I created a number of renders using 3D Studio R3. This Moon Base was the final destination. I created a bump-map source using a bunch of tools, then brought it into 3DS R3 (that’s the DOS version, sonny).
One nice trick was to use a touch of the layered fog feature of 3DS R3…just a tiny bit above the floor. It adds to the dusty effect in the shadow of the crater rim. Unfortunately, I didn’t have enough memory to really get the high-resolution cratering I wanted; this angle is the only direction that hides the edge of the world. This was a 32MB 486 running at 66MHz.

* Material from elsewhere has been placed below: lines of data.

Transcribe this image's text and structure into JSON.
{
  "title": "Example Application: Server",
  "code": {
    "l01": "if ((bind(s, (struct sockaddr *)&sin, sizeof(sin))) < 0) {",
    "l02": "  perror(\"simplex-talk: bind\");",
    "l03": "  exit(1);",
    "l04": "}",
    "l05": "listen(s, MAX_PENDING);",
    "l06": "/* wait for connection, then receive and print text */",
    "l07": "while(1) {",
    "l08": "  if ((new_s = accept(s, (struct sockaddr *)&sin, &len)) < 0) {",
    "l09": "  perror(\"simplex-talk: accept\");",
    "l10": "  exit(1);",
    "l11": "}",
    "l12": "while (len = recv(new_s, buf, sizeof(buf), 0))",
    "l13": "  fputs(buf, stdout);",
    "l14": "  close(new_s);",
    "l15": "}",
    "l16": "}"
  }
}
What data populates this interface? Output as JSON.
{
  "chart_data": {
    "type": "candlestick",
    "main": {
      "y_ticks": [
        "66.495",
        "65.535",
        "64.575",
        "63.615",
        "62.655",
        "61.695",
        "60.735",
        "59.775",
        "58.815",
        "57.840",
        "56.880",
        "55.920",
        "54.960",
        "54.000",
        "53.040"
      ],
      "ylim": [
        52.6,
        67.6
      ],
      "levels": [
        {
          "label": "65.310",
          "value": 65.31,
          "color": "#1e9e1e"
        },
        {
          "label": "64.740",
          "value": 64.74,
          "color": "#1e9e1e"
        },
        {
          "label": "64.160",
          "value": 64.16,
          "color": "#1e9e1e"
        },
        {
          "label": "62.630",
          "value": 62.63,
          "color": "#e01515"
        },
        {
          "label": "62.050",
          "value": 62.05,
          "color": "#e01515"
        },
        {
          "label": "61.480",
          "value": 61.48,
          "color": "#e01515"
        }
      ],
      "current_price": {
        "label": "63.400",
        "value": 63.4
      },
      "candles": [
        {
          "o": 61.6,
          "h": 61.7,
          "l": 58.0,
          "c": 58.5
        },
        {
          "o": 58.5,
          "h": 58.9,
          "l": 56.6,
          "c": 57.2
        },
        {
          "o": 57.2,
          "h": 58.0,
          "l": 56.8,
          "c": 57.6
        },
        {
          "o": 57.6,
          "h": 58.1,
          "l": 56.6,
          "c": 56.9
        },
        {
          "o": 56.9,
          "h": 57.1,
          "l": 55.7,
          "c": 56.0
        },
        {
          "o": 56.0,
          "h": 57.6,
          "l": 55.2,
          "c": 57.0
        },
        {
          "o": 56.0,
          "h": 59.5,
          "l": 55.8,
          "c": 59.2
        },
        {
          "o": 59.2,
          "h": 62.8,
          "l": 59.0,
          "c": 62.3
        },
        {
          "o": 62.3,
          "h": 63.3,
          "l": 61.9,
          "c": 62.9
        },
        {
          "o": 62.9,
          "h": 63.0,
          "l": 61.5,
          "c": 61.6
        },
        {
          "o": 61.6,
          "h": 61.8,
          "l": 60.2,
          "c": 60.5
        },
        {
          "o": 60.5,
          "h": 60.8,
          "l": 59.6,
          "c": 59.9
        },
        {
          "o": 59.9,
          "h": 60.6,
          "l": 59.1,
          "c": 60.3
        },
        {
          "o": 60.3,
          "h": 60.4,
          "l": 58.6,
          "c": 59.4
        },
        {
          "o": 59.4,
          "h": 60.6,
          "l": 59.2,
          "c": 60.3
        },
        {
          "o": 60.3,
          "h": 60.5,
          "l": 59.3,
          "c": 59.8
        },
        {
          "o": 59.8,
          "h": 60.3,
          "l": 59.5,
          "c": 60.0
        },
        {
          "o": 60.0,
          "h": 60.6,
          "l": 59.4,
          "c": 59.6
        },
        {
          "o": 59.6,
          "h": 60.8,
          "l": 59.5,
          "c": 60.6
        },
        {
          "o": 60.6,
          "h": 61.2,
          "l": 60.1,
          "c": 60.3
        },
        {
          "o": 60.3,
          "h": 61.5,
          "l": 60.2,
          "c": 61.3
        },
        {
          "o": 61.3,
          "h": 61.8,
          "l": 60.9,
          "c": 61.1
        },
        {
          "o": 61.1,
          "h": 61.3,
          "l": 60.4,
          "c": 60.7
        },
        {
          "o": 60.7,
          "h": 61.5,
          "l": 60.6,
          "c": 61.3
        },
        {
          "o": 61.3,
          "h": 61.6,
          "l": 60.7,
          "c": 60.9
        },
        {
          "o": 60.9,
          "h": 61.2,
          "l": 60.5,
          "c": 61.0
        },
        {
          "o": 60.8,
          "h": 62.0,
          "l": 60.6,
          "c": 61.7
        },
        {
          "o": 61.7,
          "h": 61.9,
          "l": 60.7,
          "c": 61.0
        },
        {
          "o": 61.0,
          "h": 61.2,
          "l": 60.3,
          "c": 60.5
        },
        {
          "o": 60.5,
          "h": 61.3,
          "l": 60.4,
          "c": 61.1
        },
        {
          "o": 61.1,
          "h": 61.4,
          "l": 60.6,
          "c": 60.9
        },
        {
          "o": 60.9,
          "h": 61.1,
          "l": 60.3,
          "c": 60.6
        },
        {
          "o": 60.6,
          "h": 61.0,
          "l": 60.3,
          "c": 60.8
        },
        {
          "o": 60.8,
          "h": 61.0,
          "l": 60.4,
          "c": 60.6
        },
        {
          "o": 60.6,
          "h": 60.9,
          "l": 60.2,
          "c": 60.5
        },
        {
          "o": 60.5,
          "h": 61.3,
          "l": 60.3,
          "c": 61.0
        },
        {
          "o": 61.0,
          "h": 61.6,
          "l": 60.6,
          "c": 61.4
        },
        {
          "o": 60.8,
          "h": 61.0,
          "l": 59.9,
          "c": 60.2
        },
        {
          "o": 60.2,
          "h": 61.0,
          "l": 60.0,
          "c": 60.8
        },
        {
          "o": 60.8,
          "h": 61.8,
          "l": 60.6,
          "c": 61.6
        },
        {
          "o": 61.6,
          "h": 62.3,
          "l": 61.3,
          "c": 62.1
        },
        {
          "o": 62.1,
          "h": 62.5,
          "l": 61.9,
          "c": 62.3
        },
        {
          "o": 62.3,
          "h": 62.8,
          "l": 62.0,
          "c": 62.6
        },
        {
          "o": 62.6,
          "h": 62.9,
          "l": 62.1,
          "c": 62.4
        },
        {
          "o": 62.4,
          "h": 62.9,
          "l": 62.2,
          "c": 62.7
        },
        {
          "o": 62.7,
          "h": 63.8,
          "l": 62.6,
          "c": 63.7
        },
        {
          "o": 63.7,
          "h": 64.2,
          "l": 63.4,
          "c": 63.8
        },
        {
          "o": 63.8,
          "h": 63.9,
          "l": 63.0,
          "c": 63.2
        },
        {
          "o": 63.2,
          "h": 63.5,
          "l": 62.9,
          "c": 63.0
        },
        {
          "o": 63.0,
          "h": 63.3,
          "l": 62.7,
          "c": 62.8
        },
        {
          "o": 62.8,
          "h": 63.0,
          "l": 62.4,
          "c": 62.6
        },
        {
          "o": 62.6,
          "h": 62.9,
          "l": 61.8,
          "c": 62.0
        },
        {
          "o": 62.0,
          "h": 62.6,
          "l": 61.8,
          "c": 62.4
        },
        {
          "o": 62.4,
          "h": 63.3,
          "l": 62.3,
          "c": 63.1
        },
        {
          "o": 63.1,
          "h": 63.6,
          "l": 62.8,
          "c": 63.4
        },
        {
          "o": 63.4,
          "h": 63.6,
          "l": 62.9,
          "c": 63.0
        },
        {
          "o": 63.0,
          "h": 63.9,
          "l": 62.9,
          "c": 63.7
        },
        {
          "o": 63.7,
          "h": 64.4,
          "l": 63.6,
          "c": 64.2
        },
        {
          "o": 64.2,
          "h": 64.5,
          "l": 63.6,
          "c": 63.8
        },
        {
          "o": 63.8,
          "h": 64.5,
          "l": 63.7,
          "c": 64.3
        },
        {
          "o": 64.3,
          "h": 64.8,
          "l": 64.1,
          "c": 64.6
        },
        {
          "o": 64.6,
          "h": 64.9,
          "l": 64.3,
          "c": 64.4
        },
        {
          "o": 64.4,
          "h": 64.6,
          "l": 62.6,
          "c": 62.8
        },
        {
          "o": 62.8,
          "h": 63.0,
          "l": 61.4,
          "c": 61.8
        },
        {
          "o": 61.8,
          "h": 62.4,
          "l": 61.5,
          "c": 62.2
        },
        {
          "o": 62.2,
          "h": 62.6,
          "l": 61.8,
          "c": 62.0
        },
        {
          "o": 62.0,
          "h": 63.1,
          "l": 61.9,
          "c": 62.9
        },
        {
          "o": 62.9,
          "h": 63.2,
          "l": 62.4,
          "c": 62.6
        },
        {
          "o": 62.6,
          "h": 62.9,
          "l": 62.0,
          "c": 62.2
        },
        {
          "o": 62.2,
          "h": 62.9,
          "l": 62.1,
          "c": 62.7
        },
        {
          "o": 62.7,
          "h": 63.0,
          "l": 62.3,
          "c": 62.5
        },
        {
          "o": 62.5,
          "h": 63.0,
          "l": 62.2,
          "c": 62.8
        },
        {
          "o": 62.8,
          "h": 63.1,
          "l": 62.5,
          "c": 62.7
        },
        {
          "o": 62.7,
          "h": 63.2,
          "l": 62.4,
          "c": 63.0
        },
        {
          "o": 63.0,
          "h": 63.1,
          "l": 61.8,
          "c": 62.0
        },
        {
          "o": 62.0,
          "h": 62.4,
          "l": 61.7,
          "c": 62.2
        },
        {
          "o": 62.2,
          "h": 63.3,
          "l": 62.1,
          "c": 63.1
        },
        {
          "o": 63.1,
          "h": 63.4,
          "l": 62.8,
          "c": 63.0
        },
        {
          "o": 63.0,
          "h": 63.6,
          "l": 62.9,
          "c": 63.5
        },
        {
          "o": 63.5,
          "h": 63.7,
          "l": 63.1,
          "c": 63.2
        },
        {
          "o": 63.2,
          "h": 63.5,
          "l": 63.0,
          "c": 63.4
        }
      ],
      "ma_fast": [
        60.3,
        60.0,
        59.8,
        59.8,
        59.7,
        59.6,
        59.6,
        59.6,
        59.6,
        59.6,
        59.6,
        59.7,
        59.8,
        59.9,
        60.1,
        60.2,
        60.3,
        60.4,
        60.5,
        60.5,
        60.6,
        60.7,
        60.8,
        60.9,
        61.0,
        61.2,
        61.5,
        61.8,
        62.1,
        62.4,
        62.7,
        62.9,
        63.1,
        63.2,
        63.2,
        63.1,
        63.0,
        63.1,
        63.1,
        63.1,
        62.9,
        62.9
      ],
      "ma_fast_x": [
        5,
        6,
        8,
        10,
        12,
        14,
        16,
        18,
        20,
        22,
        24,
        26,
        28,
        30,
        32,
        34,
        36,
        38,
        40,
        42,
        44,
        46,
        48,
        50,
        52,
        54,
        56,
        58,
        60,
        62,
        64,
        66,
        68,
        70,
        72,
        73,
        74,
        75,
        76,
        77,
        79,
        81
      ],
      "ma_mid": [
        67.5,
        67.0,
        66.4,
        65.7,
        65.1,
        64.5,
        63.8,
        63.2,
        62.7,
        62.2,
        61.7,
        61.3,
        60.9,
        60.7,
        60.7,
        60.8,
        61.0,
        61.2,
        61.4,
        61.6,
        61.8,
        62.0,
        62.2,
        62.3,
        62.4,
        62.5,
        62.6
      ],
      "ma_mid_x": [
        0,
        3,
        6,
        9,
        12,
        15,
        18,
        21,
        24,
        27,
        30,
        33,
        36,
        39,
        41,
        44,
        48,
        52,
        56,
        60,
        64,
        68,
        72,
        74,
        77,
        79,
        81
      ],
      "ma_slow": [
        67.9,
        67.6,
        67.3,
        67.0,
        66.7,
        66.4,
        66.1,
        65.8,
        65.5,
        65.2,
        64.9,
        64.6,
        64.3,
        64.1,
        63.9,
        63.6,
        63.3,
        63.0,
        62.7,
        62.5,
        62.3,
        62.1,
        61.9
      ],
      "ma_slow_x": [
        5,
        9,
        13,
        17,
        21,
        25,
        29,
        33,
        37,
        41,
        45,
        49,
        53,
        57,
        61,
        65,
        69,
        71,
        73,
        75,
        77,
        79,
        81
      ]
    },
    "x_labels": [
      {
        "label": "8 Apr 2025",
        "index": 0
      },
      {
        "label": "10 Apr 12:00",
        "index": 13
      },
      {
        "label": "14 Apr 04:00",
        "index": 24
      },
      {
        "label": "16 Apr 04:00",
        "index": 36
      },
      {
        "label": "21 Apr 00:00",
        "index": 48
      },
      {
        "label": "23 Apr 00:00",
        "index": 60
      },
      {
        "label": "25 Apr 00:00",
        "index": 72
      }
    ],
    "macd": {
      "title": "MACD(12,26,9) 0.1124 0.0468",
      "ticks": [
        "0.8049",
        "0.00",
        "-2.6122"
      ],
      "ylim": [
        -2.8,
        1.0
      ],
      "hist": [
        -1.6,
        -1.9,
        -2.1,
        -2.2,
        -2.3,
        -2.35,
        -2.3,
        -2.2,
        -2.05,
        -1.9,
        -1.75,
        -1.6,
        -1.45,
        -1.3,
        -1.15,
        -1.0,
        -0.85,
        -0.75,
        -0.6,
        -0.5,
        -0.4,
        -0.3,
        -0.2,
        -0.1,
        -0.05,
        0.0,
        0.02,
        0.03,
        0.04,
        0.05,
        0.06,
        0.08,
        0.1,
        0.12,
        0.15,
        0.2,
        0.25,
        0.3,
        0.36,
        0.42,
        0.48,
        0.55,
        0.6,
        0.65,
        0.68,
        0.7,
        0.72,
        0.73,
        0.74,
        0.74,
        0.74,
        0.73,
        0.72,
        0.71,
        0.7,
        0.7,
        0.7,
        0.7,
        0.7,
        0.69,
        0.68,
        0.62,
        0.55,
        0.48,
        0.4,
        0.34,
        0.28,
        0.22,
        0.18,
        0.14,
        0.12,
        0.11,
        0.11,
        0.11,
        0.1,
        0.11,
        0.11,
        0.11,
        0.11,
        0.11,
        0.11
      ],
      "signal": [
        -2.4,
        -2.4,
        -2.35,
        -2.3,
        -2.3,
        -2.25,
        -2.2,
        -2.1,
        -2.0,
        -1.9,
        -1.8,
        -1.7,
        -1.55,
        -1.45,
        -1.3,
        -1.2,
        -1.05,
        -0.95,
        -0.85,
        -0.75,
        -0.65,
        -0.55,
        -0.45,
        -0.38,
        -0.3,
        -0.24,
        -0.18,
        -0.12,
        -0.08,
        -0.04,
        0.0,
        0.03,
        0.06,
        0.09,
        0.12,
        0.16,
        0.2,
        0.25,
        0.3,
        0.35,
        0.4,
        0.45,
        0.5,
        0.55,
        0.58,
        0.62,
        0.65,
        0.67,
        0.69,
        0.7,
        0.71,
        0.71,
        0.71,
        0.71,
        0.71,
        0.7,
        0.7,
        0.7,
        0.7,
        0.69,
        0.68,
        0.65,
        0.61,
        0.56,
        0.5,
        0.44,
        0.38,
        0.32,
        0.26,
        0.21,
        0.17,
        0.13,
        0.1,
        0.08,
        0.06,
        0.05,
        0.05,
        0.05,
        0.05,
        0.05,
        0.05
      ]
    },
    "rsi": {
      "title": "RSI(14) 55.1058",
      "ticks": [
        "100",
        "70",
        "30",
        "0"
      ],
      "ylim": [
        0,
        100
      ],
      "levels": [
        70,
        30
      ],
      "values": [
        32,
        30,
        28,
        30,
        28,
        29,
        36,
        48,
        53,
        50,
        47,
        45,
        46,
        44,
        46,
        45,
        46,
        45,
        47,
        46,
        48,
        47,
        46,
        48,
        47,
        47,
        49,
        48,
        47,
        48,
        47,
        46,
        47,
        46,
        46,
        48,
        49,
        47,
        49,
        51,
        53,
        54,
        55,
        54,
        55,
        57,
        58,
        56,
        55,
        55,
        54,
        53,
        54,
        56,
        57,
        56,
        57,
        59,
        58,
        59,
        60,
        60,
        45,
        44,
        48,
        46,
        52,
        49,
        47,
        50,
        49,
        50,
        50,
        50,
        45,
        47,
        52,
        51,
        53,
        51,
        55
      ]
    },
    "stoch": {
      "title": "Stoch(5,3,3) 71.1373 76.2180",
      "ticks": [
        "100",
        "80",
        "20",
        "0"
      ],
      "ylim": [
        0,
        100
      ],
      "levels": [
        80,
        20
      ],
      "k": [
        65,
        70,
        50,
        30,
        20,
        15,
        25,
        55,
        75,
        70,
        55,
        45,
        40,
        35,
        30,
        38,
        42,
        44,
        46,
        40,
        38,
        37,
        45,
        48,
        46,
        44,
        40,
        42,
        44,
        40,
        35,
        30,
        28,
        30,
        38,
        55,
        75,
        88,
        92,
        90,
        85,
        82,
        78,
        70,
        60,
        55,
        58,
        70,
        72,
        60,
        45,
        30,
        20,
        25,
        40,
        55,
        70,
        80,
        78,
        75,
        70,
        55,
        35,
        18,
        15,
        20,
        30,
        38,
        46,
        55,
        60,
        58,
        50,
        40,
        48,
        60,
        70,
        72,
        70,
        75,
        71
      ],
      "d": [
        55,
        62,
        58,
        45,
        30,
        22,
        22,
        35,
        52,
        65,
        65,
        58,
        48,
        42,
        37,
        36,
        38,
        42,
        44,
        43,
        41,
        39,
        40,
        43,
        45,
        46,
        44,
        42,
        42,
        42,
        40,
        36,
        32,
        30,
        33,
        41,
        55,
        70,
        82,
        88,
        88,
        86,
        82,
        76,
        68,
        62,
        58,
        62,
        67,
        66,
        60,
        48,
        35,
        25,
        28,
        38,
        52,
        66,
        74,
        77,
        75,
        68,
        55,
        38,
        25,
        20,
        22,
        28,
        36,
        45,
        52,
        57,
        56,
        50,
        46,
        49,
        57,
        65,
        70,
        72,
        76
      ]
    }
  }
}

The central theme of my Thesis work was multiplayer interactive tile-based adventuring, using Director 4.0. Two Macs (PPC 7200 machines) were connected via a serial cable, and two people could explore and chat at the same time. You can see the elements of the screen here… it borrows much from Ultima I and Internet Relay Chat (IRC). In fact, it worked like you’d expect such a hybrid to work.
The map is actually tiled graphics. I wrote a Director XObject to do fast screen scrolling using QuickDraw calls, which gave the game acceptable performance. By using a tile as an “stamp sprite”, I could both overcome the 24 sprite limit and have a dynamic, fast display. It was quite a trick back then. I also wrote a map editor in Director that would load/save maps as you walked from location to location. Alas, I spent more time programming than drawing, so the tile graphics were rather rushed.
Although my MFA Thesis focused largely on the 2D tile-based adventure experience, I created some animated “cut scenes” to enhance the sense of place. There were four stylistically-simple animations, done in about a week. All were created and animated with 3D Studio R4 (free upgrade!) and an additional 32MB of memory for a whopping total of 64MB! Wow!
If you’re really curious about the details, I tracked down and converted the thesis into PDF from the original Quark doc. It’s at least fun for the pictures.